Not Making the Grade: Academic Achievement Difficult for Teen Parents
Thirty percent of all teenage girls who drop out of school cite pregnancy and parenthood as key reasons. Rates among Hispanic (36 percent) and African American (38 percent) girls are higher. Educational achievement affects the lifetime income of teen mothers: two-thirds of families started by teens are poor, and nearly one in four will depend on welfare within three years of a child’s birth. Many children will not escape this cycle of poverty. Only about two-thirds of children born to teen mothers earn a high school diploma, compared to 81 percent of their peers with older parents.
The Numbers Don’t Add Up to Success
- Only 40 percent of teen mothers finish high school.

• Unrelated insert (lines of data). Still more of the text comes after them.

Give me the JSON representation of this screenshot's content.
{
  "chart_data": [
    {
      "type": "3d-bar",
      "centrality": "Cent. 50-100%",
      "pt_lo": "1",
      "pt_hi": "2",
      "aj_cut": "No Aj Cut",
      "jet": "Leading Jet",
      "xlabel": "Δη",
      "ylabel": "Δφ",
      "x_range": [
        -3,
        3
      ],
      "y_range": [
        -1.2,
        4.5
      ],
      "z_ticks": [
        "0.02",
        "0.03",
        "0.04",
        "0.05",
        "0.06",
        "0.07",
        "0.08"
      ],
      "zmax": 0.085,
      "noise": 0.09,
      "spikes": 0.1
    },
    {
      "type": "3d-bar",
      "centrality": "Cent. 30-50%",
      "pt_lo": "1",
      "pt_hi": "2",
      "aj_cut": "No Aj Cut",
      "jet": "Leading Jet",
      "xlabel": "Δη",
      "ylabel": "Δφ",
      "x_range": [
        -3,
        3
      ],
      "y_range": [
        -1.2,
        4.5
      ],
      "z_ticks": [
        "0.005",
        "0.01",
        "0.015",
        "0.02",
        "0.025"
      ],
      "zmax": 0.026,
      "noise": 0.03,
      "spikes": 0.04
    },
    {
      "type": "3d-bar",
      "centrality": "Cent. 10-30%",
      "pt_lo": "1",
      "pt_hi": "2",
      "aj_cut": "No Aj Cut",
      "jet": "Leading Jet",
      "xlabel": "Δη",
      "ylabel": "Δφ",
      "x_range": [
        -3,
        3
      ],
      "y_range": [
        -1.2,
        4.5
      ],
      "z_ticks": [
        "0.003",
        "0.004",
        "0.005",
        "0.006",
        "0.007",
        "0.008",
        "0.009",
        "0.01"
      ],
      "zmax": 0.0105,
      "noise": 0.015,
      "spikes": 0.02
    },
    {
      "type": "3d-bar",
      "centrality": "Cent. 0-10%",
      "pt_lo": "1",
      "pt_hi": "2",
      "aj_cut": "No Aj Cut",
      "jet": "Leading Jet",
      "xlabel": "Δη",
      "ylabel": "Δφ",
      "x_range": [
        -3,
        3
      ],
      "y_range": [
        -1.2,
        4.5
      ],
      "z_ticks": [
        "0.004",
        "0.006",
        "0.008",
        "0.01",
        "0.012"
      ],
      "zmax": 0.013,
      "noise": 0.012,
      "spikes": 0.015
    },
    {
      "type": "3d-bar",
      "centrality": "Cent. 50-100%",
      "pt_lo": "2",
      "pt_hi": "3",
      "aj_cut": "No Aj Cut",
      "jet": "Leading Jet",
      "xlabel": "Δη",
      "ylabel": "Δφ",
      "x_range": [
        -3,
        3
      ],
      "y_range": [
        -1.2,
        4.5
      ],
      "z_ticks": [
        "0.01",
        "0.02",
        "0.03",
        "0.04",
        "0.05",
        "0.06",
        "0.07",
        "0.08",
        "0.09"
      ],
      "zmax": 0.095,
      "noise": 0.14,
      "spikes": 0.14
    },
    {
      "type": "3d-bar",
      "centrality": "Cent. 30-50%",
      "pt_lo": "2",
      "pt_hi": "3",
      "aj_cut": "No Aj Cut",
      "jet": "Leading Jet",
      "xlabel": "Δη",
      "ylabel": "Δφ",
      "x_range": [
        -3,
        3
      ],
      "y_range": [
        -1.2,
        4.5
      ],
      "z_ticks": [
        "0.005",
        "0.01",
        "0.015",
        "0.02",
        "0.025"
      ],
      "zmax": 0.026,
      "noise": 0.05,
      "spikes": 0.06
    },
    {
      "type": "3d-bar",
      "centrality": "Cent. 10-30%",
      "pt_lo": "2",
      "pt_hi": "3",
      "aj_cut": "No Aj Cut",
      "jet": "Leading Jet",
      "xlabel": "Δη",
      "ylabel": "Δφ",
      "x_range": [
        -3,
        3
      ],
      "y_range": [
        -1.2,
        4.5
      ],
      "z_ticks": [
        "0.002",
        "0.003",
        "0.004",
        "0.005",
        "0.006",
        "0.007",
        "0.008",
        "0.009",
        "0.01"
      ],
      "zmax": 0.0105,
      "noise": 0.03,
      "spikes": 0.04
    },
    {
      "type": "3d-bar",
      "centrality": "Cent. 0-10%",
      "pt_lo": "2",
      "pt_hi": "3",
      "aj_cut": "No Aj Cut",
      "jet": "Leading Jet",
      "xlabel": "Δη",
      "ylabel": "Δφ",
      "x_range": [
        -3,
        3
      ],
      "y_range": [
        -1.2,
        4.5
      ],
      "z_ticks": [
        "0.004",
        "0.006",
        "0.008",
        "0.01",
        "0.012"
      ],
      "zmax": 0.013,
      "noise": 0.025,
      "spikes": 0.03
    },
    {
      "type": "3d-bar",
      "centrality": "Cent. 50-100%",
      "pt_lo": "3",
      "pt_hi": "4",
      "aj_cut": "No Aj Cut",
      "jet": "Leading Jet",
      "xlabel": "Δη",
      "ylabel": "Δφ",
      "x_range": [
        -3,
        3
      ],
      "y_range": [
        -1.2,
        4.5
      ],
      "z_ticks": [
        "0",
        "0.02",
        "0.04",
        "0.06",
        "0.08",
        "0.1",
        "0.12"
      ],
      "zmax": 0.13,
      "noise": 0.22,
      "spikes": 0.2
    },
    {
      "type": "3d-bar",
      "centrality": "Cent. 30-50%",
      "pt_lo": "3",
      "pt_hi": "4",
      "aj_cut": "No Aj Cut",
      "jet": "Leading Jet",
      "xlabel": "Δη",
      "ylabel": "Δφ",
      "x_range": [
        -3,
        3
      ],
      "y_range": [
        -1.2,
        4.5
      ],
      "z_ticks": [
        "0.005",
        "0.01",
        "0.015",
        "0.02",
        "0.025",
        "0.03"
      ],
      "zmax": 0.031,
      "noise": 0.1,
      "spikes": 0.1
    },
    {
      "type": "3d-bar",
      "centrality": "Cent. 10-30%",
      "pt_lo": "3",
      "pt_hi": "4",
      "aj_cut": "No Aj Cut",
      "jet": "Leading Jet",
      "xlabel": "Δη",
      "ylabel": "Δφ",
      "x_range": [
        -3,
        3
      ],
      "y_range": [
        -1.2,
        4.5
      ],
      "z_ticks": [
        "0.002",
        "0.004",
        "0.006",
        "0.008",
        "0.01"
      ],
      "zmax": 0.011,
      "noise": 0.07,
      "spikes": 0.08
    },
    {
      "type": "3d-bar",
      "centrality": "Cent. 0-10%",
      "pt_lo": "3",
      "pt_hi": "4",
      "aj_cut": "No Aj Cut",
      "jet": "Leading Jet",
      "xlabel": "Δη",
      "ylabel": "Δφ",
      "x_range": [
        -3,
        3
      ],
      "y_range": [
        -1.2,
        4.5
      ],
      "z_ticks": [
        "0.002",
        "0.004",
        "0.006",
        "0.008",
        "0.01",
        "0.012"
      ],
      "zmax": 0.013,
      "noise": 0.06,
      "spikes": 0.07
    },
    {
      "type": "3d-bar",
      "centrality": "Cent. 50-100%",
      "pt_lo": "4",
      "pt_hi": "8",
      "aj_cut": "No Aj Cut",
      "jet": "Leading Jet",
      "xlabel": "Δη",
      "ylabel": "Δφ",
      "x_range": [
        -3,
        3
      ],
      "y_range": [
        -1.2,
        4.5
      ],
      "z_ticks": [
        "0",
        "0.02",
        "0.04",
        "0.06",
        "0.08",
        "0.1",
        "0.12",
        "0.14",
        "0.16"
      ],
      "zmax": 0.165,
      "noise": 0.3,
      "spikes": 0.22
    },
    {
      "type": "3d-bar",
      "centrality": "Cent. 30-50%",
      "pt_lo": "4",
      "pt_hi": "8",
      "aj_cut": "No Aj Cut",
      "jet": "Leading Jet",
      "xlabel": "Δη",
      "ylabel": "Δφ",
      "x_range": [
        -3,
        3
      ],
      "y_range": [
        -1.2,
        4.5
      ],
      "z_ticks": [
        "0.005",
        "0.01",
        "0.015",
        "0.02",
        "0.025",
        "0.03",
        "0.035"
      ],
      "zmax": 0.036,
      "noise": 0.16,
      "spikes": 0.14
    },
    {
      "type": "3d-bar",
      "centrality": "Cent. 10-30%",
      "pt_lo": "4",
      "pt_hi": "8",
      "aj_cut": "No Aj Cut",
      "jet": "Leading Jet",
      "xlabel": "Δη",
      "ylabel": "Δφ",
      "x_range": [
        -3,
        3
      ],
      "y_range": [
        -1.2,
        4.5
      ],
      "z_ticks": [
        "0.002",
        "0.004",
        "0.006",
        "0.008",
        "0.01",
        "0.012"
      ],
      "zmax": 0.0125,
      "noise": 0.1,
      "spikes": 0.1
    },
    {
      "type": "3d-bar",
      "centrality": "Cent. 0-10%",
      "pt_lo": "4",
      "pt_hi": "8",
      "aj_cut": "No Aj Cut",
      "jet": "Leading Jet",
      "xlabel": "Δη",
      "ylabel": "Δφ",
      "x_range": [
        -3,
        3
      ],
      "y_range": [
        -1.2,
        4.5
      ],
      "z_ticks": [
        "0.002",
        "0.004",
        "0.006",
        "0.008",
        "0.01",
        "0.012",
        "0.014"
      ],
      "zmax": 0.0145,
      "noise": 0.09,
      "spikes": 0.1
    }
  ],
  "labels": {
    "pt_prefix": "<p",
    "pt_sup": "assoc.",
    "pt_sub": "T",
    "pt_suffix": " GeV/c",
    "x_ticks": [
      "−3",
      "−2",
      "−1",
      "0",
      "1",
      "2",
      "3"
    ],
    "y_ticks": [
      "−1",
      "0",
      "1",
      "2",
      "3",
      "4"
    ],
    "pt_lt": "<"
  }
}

Fewer than 2 percent finish college by age 30.
- Young women who give birth while attending a community college are 65 percent less likely to complete their degree than women who do not have children during that time.
- Children of teen mothers perform worse on many measures of school readiness, are 50 percent more likely to repeat a grade, and are more likely than children born to older mothers to drop out of high school.
State Policy Options
- Incorporate teen pregnancy prevention into state efforts to reduce the dropout rate and improve educational attainment.
- Educate community college students about the importance of pregnancy planning for college success and completion through orientation, first year experience, academic courses, service learning, or other student-led activities.
- Develop access to online courses, flexible scheduling and other services to help young mothers earn their high school diplomas or GEDs.
- Make full and effective use of federal funding for teen pregnancy prevention through the Personal Responsibility Education Program, Title V Abstinence Education Program, and the Pregnancy Assistance Fund. In 2010, 17 states received pregnancy assistance grants to support pregnant and parenting teens and women with continuing their education.
Sources: The National Campaign to Prevent Teen and Unplanned Pregnancy, “Preventing Teen Pregnancy is Critical to School Completion,” Briefly… (Washington, D.C.) July 2010; The National Campaign to Prevent Teen and Unplanned Pregnancy, “Unplanned Pregnancy: What Community Colleges Can Do,” Briefly… (Washington, D.C.) May 2008.